Working at ENCS – Ruben Meeuwissen

In our latest edition of “Working at ENCS”, we caught up with Ruben Meeuwissen to find out how he’s finding his current role. We always love to hear from the people that make ENCS what it is and hope this delivers a good insight into life at our company.

What do you do at ENCS?

I’m a security tester so I mainly build defence systems and test their robustness against attacks. My work means that I’m heavily involved in the Red Team Blue Team (RTBT) project, which I love because I can give participants the opportunity to get hands-on, cyber-security experience.

My first encounter with the project was actually when I first joined as an intern last August. We were trying to make the most realistic version of an OT [operational technology] network environment for a grid operator so I was given the role of updating each station within the process (i.e. the DMZ servers and RTUs), which I really enjoyed. I went travelling after my internship but ENCS asked me to stay in touch and I became a full-time employee when I came back. Since returning, I now have an even clearer sense of responsibility which has been great for my development.

What is your background and what attracted you to ENCS?

I graduated from Delft University last year with a bachelor’s degree in Computer Science and ENCS’ RTBT project really stood out to me. Having the chance to create an interactive training programme for the energy industry isn’t something you come across everyday so it definitely caught my eye.

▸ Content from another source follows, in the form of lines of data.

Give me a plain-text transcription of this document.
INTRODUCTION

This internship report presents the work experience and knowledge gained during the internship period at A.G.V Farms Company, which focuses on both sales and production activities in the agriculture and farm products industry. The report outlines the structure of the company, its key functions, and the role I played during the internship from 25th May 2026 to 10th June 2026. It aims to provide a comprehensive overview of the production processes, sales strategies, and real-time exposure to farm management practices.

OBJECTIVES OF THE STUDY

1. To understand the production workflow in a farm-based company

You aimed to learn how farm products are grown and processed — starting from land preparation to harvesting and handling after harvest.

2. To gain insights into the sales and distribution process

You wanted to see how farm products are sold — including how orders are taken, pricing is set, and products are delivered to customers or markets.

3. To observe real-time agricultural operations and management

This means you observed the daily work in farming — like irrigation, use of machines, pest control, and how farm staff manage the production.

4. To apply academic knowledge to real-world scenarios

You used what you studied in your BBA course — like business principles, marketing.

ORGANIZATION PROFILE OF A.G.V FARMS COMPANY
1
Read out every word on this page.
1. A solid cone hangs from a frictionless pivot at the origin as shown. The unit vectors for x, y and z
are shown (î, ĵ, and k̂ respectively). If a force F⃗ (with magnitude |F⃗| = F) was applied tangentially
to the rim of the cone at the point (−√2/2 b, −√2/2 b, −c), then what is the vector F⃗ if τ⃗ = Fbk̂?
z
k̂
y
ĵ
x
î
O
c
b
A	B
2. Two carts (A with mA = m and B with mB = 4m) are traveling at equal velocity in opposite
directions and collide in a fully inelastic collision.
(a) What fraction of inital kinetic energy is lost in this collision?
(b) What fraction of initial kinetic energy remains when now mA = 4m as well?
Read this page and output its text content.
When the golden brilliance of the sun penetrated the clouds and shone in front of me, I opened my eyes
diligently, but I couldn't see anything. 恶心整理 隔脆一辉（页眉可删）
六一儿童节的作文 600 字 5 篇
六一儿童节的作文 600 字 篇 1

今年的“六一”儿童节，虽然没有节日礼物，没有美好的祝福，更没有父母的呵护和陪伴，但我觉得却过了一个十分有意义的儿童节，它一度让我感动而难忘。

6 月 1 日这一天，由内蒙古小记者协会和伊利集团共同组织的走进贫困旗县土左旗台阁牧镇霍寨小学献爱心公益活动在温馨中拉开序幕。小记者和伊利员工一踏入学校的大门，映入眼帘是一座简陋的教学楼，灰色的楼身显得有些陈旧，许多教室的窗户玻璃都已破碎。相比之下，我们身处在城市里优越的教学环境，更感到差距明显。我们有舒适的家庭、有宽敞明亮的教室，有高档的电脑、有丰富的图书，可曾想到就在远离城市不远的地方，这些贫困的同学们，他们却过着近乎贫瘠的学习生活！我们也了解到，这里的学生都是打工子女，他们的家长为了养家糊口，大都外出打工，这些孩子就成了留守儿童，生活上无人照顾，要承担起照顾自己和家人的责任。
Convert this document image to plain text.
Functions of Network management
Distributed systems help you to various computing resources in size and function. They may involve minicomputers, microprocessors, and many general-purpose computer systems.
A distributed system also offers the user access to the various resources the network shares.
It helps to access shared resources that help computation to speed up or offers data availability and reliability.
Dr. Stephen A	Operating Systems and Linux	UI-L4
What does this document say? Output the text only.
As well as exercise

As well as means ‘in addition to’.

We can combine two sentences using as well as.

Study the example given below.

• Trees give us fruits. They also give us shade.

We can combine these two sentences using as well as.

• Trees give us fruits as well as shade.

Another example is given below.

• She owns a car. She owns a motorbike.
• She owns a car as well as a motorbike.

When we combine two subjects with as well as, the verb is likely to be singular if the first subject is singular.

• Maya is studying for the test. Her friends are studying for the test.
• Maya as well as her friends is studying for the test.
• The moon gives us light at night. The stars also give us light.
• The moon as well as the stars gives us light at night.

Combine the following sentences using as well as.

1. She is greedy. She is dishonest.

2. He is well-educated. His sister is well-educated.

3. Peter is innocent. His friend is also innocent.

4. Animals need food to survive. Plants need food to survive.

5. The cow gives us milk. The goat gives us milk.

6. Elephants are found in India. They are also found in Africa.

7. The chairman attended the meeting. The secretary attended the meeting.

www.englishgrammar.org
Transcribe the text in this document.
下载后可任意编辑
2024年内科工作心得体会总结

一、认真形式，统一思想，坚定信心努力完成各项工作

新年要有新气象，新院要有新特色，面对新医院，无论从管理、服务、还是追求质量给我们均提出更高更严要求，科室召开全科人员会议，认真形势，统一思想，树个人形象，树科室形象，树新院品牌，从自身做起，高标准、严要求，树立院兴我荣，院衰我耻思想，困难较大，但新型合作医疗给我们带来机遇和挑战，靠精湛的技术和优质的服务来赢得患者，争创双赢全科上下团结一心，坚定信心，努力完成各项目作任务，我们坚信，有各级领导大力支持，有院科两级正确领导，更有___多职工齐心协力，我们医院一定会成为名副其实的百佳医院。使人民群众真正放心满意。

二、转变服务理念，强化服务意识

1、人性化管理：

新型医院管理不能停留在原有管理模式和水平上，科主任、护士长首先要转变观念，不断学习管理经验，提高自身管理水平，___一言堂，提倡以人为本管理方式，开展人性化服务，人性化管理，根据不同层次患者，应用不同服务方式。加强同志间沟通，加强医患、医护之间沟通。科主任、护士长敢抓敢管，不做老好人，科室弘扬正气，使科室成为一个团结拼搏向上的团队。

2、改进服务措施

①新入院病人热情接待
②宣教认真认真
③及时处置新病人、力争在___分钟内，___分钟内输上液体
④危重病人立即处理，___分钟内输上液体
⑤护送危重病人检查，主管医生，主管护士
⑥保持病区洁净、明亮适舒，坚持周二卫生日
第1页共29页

I didn’t know a huge amount about cyber-security before I started but after meeting Michael, his enthusiasm really rubbed off on me. In fact, I actually ended up starting the next day! Since I’ve started working at ENCS, the work has been so engaging that I’ve decided to study a masters in Computer Science which has cyber-security modules. I’ll be starting next September whilst continuing in my current role so I suppose I’ll have the best of both worlds!

What’s your favourite part about working at ENCS?

The time for self-development. That’s really what you need when you’re at an early stage of your career, whether that’s the time to research topics you don’t understand or to ask those key questions. My education helped me understand the core basics such as how a network works, but you realise there’s a big difference between theory and practical application. I didn’t have a cyber-security module in my bachelors, it was something I learnt here and I’m privileged to work alongside experienced colleagues who are very supportive and encouraging.

Have you been working on anything exciting recently?

There are some new updates to the practical side of the training that I’m really keen to share with the participants and we’ve also got some new hardware that’s going to take the simulation to the next level. It’s always rewarding when you get people who are really keen in the training and are already thinking about new ways they can implement it into their current systems. There’s been so much enthusiasm in our last two sessions so I really hope these new updates can help this continue.

What would you say to someone considering a cyber-security career in the energy sector?

For people such as myself who are interested in cyber-security but don’t have any prior professional work experience, just do it. It can seem really complicated at first but try hacking one of your own devices and see what happens. Trial and error is really the best approach. In terms of specialising in the energy sector, it’s one of the most critical parts of our society with a good blend of IT and OT, which is always helpful to learn. Without energy you can’t do anything so I’d definitely recommend it as the sector to work in.